Clapper, 76, leans on his keen sense of judgment, which started under the guidance of Indianapolis 500 competitor Frank Fiore. If Clapper is going to inspect a chassis, it’s usually to look at repairs or welds after an accident.

He does, however, have inspection stickers to verify the chassis he has approved. 

“First of all, I don’t perceive my job as trying to find something wrong with the race car and then throwing it out,” Clapper said. “I perceive my job as trying to find something wrong with the race car and help bring the car back into compliance with the rulebook. We don’t need to lose any more cars.

“Our rulebook is monkey see, monkey do with the Outlaws,” Clapper added. “They put something in their rulebook, we put it in ours. The only difference is they haven’t excluded lab tests on fuel.”

Even with Pennsylvania tracks Port Royal Speedway, Lincoln Speedway, Selinsgrove Speedway and BAPS Motor Speedway that host 410 events regularly, Clapper doesn’t feel the need to communicate with neighboring technical directors.

Clapper has learned through the years, at the local level at least, the technical work apart from the sanctioning bodies is dependent on ownership. That makes Devitt the only point of reference Clapper needs.

“They are the No. 1 sanctioning body in winged sprint car racing,” Clapper said. “If we’re doing what they’re doing, we can’t be doing much wrong.

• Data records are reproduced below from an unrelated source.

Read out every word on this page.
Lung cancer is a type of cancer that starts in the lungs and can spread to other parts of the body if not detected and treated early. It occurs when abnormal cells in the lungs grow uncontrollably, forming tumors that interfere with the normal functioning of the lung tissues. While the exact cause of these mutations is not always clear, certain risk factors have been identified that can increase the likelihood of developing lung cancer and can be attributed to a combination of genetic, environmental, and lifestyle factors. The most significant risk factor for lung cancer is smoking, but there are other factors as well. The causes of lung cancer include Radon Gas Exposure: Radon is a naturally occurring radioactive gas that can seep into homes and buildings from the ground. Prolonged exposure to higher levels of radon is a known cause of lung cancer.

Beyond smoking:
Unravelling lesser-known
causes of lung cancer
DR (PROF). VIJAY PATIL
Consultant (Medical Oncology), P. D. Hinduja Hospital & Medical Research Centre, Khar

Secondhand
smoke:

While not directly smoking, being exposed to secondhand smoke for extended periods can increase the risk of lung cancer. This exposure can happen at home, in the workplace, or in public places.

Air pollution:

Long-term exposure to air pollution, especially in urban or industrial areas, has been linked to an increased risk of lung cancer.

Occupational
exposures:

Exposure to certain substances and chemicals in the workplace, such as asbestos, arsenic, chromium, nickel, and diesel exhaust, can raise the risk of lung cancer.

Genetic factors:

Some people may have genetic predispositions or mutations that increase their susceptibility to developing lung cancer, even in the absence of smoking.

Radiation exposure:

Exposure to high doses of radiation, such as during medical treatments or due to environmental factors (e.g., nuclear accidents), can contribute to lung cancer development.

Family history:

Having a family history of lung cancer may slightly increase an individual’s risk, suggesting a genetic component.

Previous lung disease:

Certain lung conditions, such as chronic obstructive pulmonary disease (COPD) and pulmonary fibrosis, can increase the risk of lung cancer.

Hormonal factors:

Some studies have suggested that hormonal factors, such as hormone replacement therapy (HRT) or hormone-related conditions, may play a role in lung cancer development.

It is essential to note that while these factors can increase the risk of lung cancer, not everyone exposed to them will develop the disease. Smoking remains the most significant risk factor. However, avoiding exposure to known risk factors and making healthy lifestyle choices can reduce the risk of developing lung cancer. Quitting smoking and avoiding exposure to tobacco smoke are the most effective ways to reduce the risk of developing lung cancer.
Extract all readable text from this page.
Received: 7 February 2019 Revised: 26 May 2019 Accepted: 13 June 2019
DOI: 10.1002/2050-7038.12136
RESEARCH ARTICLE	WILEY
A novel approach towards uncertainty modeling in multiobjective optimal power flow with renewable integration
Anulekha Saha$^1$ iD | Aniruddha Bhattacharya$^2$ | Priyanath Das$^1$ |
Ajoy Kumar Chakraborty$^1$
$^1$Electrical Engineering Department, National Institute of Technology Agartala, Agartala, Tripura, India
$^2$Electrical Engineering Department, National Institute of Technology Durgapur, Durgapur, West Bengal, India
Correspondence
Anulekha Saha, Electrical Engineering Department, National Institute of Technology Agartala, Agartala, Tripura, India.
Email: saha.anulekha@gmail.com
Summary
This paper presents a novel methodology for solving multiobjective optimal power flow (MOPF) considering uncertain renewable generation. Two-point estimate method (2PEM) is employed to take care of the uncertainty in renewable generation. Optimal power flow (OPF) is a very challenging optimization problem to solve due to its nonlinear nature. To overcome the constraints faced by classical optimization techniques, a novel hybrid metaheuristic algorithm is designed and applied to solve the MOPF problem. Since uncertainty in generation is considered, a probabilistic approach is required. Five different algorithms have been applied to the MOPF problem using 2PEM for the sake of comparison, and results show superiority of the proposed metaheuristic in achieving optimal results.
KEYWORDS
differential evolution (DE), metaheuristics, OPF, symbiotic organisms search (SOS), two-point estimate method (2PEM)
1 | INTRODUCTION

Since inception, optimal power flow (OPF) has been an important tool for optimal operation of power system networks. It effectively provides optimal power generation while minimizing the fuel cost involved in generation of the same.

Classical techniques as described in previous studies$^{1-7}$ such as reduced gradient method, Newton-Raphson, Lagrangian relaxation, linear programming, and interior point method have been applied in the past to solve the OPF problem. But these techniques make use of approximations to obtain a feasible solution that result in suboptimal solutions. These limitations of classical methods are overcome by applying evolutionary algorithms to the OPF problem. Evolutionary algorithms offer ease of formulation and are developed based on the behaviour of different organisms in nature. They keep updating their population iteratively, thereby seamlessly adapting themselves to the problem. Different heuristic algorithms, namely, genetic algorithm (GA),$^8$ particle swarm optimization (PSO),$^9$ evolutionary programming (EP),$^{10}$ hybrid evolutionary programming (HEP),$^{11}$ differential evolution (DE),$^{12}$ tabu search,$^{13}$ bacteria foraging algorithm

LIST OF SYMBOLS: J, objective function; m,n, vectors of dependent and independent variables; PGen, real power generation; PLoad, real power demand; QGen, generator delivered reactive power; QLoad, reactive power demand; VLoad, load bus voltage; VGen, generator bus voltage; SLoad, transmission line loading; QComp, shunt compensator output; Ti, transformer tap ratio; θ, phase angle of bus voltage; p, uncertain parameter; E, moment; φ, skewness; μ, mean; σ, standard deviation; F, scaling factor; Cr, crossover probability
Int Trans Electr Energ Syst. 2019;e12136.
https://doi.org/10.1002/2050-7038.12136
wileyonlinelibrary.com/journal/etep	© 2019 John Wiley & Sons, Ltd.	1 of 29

So I don’t see a need to compare rulebooks with other tracks.”

“One of the nice things about the sprint car industry is we all talk,” Devitt said. “If we’re going to make a change, we make sure it’s good for everybody. Unlike some other series that fight against each other all the time, different realms of racing where everybody seems to be against each other instead of helping each other.

“The sprint car industry, it’s nice to have that camaraderie within the series that we’re able to work together to reach a common goal,” Devitt concluded.